No conozco a nadie que no se haya encontrado a ratos bien y a ratos mal. Sobre esto no hay debate. Lo interesante sería saber por qué ocurre. Y si bien es fácil determinarlo en algunos casos -ya sea para bien porque por ejemplo ha ocurrido algo que nos beneficia o que deseábamos, o para mal por todo lo contrario- también es verdad que hay ocasiones en que uno está especialmente bien o mal sin motivo aparente. ¿Por qué ocurre esto?

Por otra parte, cuando estamos bien no acostumbramos a preguntarnos por qué. La sensación positiva nos lleva y nos suele atraer más la idea de disfrutar el momento que de interpretarlo. Sin embargo, cuando nos sentimos mal tenemos la necesidad de saber por qué, y eso, al menos en un primer momento, nos suele dar consuelo.
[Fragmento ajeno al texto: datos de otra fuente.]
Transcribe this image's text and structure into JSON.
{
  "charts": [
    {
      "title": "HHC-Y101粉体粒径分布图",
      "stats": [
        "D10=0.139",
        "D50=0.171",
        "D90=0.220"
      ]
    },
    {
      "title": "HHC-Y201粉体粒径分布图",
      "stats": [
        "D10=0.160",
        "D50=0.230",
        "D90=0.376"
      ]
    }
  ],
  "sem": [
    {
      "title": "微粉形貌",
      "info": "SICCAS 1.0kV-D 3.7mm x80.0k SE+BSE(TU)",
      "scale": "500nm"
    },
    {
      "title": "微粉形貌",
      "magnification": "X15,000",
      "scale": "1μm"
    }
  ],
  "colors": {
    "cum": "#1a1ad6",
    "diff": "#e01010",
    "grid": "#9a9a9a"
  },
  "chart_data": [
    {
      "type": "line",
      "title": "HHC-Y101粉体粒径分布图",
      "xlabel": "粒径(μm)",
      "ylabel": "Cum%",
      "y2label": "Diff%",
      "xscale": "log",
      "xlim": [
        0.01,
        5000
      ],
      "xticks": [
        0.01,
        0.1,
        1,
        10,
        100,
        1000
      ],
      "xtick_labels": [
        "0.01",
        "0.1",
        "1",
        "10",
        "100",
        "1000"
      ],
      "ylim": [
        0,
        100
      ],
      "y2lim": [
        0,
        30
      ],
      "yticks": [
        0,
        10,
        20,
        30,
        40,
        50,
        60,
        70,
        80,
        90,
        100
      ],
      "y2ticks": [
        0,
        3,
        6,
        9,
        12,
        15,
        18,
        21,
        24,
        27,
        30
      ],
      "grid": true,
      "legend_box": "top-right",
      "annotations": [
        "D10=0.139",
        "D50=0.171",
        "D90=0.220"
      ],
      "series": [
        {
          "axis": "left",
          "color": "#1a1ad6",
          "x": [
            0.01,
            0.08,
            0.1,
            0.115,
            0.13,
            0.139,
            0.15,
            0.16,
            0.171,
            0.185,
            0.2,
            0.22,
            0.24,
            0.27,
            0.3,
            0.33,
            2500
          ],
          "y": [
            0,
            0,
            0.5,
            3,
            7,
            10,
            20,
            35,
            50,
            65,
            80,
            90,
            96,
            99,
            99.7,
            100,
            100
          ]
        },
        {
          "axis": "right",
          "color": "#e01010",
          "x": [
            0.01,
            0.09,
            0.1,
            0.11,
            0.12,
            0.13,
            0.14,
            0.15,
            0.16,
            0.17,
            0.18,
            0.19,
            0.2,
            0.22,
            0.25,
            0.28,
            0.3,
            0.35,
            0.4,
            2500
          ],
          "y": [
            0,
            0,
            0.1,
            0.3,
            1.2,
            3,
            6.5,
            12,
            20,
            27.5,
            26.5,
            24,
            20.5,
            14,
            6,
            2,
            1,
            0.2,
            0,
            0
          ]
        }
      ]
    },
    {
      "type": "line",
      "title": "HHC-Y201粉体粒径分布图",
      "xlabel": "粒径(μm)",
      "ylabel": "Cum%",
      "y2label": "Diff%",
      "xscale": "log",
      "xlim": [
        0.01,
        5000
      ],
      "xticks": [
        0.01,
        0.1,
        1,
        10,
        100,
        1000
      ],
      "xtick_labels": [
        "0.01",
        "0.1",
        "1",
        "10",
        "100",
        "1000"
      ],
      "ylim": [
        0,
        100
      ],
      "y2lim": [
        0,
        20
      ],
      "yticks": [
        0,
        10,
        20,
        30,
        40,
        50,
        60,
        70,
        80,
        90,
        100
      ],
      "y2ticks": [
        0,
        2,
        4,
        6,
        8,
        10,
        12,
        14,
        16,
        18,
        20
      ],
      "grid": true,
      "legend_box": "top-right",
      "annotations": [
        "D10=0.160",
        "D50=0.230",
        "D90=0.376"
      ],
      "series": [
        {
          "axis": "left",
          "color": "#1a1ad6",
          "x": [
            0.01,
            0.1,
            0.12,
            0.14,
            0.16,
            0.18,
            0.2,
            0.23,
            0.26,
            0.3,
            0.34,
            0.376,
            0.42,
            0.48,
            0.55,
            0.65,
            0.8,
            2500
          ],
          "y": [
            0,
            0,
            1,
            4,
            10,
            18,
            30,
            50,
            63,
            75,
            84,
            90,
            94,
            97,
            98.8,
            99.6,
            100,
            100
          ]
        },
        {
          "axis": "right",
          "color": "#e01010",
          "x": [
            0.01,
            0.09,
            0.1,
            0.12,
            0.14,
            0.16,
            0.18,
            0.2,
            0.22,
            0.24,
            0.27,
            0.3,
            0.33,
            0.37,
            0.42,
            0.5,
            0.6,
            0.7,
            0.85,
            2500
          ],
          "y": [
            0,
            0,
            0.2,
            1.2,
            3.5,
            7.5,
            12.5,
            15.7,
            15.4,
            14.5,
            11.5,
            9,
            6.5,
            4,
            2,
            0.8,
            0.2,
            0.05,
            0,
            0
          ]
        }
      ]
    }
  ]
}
Un ejemplo muy sencillo sería el siguiente: Nadie se preocupa por estar cansado físicamente cuando acaba de hacer deporte, ni de no tener apetito cuando acaba de terminar de comer, porque las causas de su cansancio y de su inapetencia son evidentes, pero otra cosa sería no tener apetito o estar cansado sin motivo aparente. Eso sí sería preocupante. Cuando la situación no está tan clara como en estos ejemplos, automáticamente nos ponemos a buscar el motivo porque creemos que si entendemos por qué, entonces el malestar se atenuará o incluso desaparecerá.

Pero es muy habitual que conocer la causa no sea el final de los problemas sino que además sea el principio de otros, ya que es posible que al conocerla no veamos la forma de eliminarla o que con la causa identifiquemos también a los responsables de que exista. De esta forma puede que pasemos, además, a culpar -y hasta a odiar- a otros. Por ejemplo, si deducimos que hemos perdido el apetito porque tenemos estrés laboral, quizás esta deducción nos lleve también a concluir que los responsables en última instancia son algunos de nuestros compañeros de trabajo. Ellos son los culpables de nuestro malestar, así que ahora es probable que, además de no tener apetito, sintamos también aversión hacia esas personas. El conocimiento de la causa, por tanto, tampoco elimina el mal. A veces lo aumenta. 

Entonces resulta que el resumen de la situación es el siguiente: Si no sé, estoy mal por desconocimiento, y si sé puedo estar peor. ¿Qué hay que hacer entonces?

En mi caso particular, y me consta que no soy el único, he comprobado -para más desconcierto, si cabe- que en diferentes momentos de mi vida he experimentado estados de ánimo radicalmente diferentes ante circunstancias parecidas o idénticas. Por ejemplo, delante de una exquisita comida he estado muy bien y muy mal; consiguiendo algo que me había propuesto he estado muy bien y muy mal; y con la misma persona o personas he estado muy bien y muy mal. Esto me ha llevado a pensar que la causa última no es externa, es decir, de las circunstancias en las que me encuentro o las personas con las que estoy, sino interna, o lo que es lo mismo, de quién soy. Parece como que hubiera alguien dentro de mí mismo que se comportara de forma aparentemente aleatoria y que eligiera “sin mi permiso” estar bien o mal. Pero, ¿quién es ese que aun siendo yo me es ajeno?, ¿por qué decide por su cuenta?, ¿quién le controla?, ¿para quién trabaja?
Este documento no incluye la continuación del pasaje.